The advisory from Governor Eric Holcomb allows municipalities to make their own rules on where and when Hoosiers will have to mask up.
"I am appreciative that he lets the local authorities make their own decisions, but I think it sends a mixed message to people that we are at the end," said Gary Health commissioner Roland Walker.
Right now, Walker said he is keeping a close eye on the rising number of COVID-19 cases, adding that he's seen two large spikes in the past few weeks.
"We are at the 25-yard line and I would not want to spike the ball at the 25-yard line," Walker said.
The City of Gary, like several other communities, has decided to keep their mask mandate in place for the foreseeable future.
"[We're] relaxing some of the restrictions on capacity at restaurants and bars, but leaving the mask mandate,' Walker said.
The advisory will still require masks in schools and state-owned buildings, as well as at COVID testing and vaccine sites.
"The neighboring areas, as long as we have similar rules, can alleviate confusion," Walker said.
COVID-19 killed nearly 13,000 people in Indiana over the past year.
"My wife was sick of COVID and her friend died of COVID," said Indiana resident Demetrius Smith. "It is a good thing to keep it on."
Many said they are still dealing with side effects of the virus -- which is still spreading.
"We all have mask fatigue. I do not want to wear this thing anymore but I also do not want to get anyone sick or getting sick myself," said fellow Indiana resident Mike Dean. "It was not fun and my daughter still has issues six months later."
The battle is not over yet.
"I think because masks are so simple people don't think that it works. But it works to stop the spread," Walker said.

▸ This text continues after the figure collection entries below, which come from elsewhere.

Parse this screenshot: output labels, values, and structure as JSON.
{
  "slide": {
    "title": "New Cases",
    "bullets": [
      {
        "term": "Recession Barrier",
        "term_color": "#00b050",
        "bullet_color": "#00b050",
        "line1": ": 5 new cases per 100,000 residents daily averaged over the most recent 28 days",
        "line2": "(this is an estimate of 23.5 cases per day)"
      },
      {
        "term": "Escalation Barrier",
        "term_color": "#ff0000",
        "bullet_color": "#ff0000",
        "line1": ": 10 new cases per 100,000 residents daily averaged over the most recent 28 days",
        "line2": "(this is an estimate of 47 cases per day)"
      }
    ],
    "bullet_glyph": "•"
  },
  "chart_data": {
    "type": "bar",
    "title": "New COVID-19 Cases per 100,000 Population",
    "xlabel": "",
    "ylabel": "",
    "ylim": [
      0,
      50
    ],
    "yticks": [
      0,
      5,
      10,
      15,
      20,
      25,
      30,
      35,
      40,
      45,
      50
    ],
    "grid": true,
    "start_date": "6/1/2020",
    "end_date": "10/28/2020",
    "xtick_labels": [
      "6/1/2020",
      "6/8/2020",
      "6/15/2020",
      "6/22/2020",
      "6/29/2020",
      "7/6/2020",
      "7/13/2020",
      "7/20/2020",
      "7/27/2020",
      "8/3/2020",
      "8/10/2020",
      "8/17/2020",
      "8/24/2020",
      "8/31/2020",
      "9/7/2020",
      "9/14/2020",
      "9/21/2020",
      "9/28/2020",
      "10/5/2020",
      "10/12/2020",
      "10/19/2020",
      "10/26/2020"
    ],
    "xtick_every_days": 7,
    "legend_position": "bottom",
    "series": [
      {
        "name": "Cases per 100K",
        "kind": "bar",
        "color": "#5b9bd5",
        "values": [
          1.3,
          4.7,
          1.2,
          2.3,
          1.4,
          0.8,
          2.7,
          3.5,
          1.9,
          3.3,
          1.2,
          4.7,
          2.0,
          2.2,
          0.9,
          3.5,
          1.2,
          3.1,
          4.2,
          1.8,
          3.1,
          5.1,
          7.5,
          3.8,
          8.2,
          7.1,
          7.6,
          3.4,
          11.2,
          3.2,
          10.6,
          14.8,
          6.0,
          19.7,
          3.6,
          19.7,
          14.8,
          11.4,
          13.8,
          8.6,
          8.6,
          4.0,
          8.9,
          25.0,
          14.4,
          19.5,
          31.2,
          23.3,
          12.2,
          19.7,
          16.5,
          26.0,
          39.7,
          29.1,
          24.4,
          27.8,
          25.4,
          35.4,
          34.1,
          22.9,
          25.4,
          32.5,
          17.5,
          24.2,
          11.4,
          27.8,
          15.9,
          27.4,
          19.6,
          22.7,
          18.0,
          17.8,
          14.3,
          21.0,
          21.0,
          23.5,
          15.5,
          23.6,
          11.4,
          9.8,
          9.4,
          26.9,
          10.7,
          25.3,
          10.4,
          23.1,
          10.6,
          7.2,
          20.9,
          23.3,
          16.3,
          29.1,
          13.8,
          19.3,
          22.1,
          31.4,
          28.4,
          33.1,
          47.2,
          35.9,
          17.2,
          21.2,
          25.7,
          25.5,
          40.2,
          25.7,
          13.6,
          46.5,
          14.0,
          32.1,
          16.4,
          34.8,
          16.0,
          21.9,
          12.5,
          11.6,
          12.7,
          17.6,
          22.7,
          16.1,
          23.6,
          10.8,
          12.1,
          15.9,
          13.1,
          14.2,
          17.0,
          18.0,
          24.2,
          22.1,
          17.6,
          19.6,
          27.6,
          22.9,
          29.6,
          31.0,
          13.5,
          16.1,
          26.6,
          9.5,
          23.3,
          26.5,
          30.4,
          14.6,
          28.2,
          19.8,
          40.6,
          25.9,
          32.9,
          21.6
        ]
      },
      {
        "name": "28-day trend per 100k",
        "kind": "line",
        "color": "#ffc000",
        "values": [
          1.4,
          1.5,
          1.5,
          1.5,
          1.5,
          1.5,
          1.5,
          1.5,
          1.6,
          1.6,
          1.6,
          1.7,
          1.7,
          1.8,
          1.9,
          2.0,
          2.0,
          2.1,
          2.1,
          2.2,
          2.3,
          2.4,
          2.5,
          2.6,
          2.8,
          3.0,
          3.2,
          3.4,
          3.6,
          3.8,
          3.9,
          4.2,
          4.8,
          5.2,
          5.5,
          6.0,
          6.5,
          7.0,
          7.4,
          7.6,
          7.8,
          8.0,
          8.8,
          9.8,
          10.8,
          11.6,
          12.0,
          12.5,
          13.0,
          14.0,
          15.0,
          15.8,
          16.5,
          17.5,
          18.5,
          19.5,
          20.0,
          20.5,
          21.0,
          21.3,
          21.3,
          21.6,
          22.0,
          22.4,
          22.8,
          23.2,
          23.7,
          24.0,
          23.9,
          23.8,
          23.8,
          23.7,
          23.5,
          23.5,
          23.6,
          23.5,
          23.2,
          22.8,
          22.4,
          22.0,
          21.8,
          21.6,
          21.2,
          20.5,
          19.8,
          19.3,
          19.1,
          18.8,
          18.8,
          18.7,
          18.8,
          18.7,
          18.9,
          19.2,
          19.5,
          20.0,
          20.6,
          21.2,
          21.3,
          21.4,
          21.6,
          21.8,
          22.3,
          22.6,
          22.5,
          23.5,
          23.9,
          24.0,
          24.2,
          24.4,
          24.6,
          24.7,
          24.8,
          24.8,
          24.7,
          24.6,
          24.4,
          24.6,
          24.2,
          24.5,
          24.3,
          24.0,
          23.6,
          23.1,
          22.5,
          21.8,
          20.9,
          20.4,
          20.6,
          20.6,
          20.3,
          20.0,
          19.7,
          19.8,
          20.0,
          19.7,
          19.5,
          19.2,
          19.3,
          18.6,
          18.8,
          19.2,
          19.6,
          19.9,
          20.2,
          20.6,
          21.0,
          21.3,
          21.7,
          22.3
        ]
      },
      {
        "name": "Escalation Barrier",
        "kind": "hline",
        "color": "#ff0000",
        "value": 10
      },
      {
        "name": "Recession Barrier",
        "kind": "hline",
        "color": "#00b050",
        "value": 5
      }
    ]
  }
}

Gov. Holcomb is sticking by his decision to lift the statewide mask mandate despite concerns from health experts about more contagious coronavirus variants and a request from President Joe Biden for states to keep such rules in place.
Holcomb said Wednesday that he also had not heard from Kentucky Gov. Andy Beshear since his comments Monday hoping that Holcomb would reconsider the dropping of Indiana's mandate starting April 6.
Holcomb said Beshear had his cellphone number and was welcome to call, but that he wasn't looking to change his mind.
Indiana public health officials announced 762 new COVID-19 cases and 1 additional death on Monday.
Overall, 12,668 Indiana residents have died from COVID-19 and 691,625 have contracted it since the start of the pandemic.
Health officials say the latest recorded seven-day positive COVID-19 test rate in the state is 4.3%. Health officials say there have been more than 9 million tests administered.
Indiana virus hospitalizations, cases continuing slight rise
Indiana's COVID-19 hospitalizations and new coronavirus cases are continuing to see slight increases after reaching recent lows in mid-March.
Data released Friday by the Indiana Department of Health show a seven-day average of 988 new infections as of Thursday, up from an average of about 750 two weeks ago.
Hospitalizations were at 697, after falling below 600 for several days in mid-March.
The increases come as Indiana prepares to lift the statewide mask mandate next week.
But both figures are down more than 80% from December peaks. Indiana's average daily COVID-19 deaths have dropped from more than 100 a day to fewer than 10 a day since then.
IN COVID vaccine eligibility expanded to all residents 16 and up
Indiana opened COVID vaccine appointments to all residents 16 and older Wednesday.
Residents can make an appointment by dialing 211 or visiting the state website ourshot.in.gov.
The state is no longer requiring proof of residency to be FEMA compliant and to help people who may not have documents mailed to their address.
Diana Garcia Burns, director of the East Chicago Health Department, called the vaccine expansion a "game changer" at a troubling inflection point.
"The more people that are vaccinated, the less likely the increase spread of disease," Garcia Burns said. "Our COVID cases are ticking upward, so it's important."
Indiana lawmakers advance bill allowing health order appeals
Indiana lawmakers have advanced legislation that would make it easier to overturn local health orders or enforcement actions.
The move comes amid complaints from conservatives about Republican Gov. Eric Holcomb's statewide response to the coronavirus.
The Senate bill creates a process allowing the public to appeal local health orders to county or city elected boards. Such orders can include citations, fines or an order to close a business. After an appeal is filed, the enforcement action is halted until the matter is resolved.
That could allow a business to stay open until an appeal is heard by a city or county board, even if it is not following health orders.
The Associated Press contributed to this report.